L’Andrographolide avrebbe inoltre proprietà antivirali contro l’herpes simplex ed il virus HIV.
Schizandra chinensis
Effetti sul metabolismo epatico (Chang e But (1987) riportano 5000 casi di vari tipi d’epatite trattati con diverse preparazioni a base di Schisandra, con riduzione dei livelli in precedenza elevati degli enzimi epatici. In particolare, la fonte riporta che nel 75% dei casi i valori elevati di GPT sierico sono ritornati ai livelli normali dopo 20 giorni di trattamento.
In soggetti con GPT sierico elevato attribuito ad epatotossicità dei farmaci, i livelli sarebbero tornati normali in 83 su 86 soggetti dopo 1-4 settimane di trattamento, apparentemente anche quando la somministrazione del farmaco epatotossico non era stata fermata.
Effetti cardiovascolari (l’attività antiossidante della Schizandra suggerisce possibili effetti benefici sul sistema cardiovascolare)
Effetti antinfiammatori (una preparazione a base di semi di Schizandra, somministrata alla dose di 1,5 gr il giorno per sette giorni, ha mostrato un effetto antinfiammatorio su volontari sani sottoposti a test d’infiammazione cutanea (Lupandin 1966).

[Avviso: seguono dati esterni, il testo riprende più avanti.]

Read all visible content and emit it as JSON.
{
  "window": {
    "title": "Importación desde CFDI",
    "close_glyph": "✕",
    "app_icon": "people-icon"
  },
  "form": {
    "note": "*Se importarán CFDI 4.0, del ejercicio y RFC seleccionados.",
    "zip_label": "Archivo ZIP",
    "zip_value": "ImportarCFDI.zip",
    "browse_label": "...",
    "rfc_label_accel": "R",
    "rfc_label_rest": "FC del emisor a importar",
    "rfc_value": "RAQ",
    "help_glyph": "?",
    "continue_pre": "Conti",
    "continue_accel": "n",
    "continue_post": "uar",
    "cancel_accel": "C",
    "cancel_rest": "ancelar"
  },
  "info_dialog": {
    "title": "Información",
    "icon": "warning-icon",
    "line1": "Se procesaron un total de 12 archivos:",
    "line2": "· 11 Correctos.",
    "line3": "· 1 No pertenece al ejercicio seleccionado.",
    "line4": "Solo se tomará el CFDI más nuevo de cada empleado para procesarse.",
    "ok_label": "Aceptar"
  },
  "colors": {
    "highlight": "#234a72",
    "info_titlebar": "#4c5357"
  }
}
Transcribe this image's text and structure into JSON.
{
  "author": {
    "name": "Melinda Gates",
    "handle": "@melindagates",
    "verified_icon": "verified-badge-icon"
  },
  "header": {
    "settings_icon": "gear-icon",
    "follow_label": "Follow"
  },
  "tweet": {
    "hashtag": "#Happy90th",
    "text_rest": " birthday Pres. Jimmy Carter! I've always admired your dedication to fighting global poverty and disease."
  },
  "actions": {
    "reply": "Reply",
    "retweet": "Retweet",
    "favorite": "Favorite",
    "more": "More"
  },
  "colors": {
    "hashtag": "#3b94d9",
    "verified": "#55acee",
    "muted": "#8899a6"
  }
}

Effetti adattogeni (i primi studi sulla Schisandra in questo contesto risalgono agli anni 50 e sono tutti russi (Brekhman, Dardymov 1969; Fulder 1980). Questi studi sembrano mostrare che l’estratto del frutto di Schizandra aumenta la capacità di sforzo, la durata sostenibile dello sforzo (endurance) e l’efficienza sia fisica sia mentale.
Altri effetti: Un decotto di Schizandra ha mostrato di possedere forte effetto inibitorio in vitro contro Bacillus subtilis, Bacillus dysenteriae, Bacillus typhi, e Staphylococcus aureus (Hong 1986).
La Myrica cerifera contiene la Myricetina (Dihydromyricetina) che è un flavonoide presente naturalmente nelle bacche, frutta, vegetali, erbe, te, e vino rosso. La ricerca ha dimostrato che la myricetina ha proprietà antiossidanti e antinfammatorie con attività contro i radicali liberi. Può aiutare a ridurre Il colesterolo. La Myricetina si trova nella corteccia , foglie e radici della pianta myrica cerifera. E’ completamente solubile in acqua ed è popolare per the/ infusi.
Gli ingredienti indicati sulla confezione sono : andrographis paniculata pianta (e.s. secco titolato in Andrographoilide 98%), Schizandra chinensis frutti (e.s. titolato in Schizandrina 9%), Myrica cerifera frutti (e.s. titolato in Dihdromyricetina 50%), calcio fosfato, cellulosa microcristallina; antiagglomeranti : magnesio stearato, biossido di silicio.
Prima di assumere qualsiasi cosa è sempre assolutamente indicato rivolgersi al proprio medico curante.
Il prodotto non intende curare alcuna patologia, non va visto come una terapia ma come un integratore.
Bibliografia e studi scientifici
1)Antiviral properties of ent-labdene diterpenes of Andrographis paniculata nees, inhibitors of herpes simplex virus type 1.Wiart C, Kumar K, Yusof MY, Hamimah H, Fauzi ZM, Sulaiman M. Department of Pharmacy, Faculty of Medicine, University of Malaya, Malaysia.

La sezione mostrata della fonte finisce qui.